We will never know whether that would have been the case and many will still argue that Potter and Chelsea were a mismatch that would not have worked out, but his career should certainly not be defined by their time together.

Potter would have found Chelsea’s defeat by Nottingham Forest, under Mauricio Pochettino, pretty familiar on Saturday.

His final game in charge against Aston Villa, which ended in a fatal 2-0 defeat, saw Chelsea enjoy 69 per cent of possession, have 15 shots off target, eight on target and finish the game with an expected goals of 2.16.

Pochettino’s team lost by one less goal to Forest, enjoyed a higher possession percentage of 76.1 and expected goals of 2.3, but managed just six shots off target and two on it.

Chelsea were booed off the pitch, something that became a regular occurrence towards the end of Potter’s reign, and Pochettino stressed the importance of patience and a recognition the club’s rebuild will need time in his post-match interviews.

This may well have raised a wry smile from Potter, given the lack of time he was afforded and the circumstances in which he worked at Chelsea.

Influx of signings made Potter’s job impossible

Chelsea have won one of their first four games, losing twice at the start of this season and yet, sensibly, there is widespread recognition that Pochettino is not to blame for a slow start following a transfer window in which the club have ripped up the squad and started again.

Potter went unbeaten in his first nine games as Chelsea head coach, including the victories over Milan, and lost three Premier League games between his appointment and the break for the World Cup, which came against Brighton, Arsenal and Newcastle United.

Then Chelsea spent over £300 million in the January transfer window and what was already a tough job was made practically impossible as players kept coming through the door, but hardly any headed out of the exit.

As is now the stuff of Stamford Bridge legend, players were forced to change in corridors because the changing-room at the club’s Cobham training ground was not big enough to accommodate all the recruits and existing players even struggled to remember the names and identities of their new team-mates.

Potter could not name all of his players in his Champions League squad and it has since been suggested that he should have frozen out some of those with bleak futures entirely to concentrate on those Chelsea viewed as having better long-term prospects at the club.

But while Pochettino was able to make it clear that the situations of Romelu Lukaku and Hakim Ziyech, who spent the summer training with the Under-21s, had been decided before his arrival, Potter would have had to start relegating players himself and risk the inevitable fall-out.

The defeat by Villa that sealed Potter’s fate completed a run of four defeats, three victories and four draws in 11 games. Frank Lampard replaced him as interim head coach for the final 11 matches of the season and managed one win, two draws and eight defeats.

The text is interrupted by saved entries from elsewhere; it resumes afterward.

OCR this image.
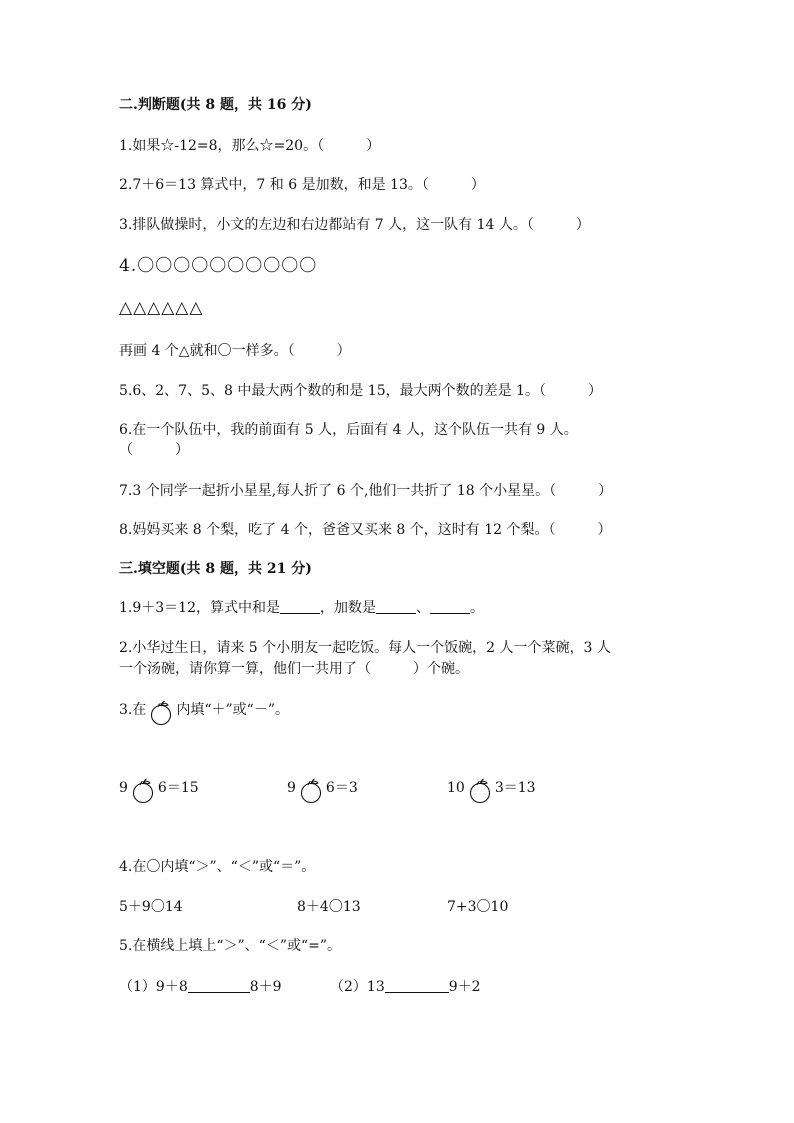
二.判断题(共 8 题，共 16 分)
1.如果☆-12=8，那么☆=20。（　　　）
2.7＋6＝13 算式中，7 和 6 是加数，和是 13。（　　　）
3.排队做操时，小文的左边和右边都站有 7 人，这一队有 14 人。（　　　）
4.〇〇〇〇〇〇〇〇〇〇
△△△△△△
再画 4 个△就和〇一样多。（　　　）
5.6、2、7、5、8 中最大两个数的和是 15，最大两个数的差是 1。（　　　）
6.在一个队伍中，我的前面有 5 人，后面有 4 人，这个队伍一共有 9 人。
（　　　）
7.3 个同学一起折小星星,每人折了 6 个,他们一共折了 18 个小星星。（　　　）
8.妈妈买来 8 个梨，吃了 4 个，爸爸又买来 8 个，这时有 12 个梨。（　　　）
三.填空题(共 8 题，共 21 分)
1.9＋3＝12，算式中和是	，加数是	、	。
2.小华过生日，请来 5 个小朋友一起吃饭。每人一个饭碗，2 人一个菜碗，3 人
一个汤碗，请你算一算，他们一共用了（　　　）个碗。
3.在 内填“＋”或“－”。
9 6＝15	9 6＝3	10 3＝13
4.在〇内填“＞”、“＜”或“＝”。
5＋9〇14	8＋4〇13	7+3〇10
5.在横线上填上“＞”、“＜”或“=”。
（1）9＋8	8＋9	（2）13	9＋2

Roberto De Zerbi has been credited with advancing Potter’s work at Brighton and the Italian may well be first in line for the next big Premier League job that becomes available for his superb work.

But it will not have been forgotten inside the Amex Stadium that Brighton won five of their first seven matches at the start of last season under Potter, before he was poached by Chelsea, which is comparable to the three wins and one defeat under De Zerbi so far this term.

Having become the most expensive manager in world football a year ago, Potter may also prove to be one of the best free transfers when he eventually decides the time is right to re-enter the limelight.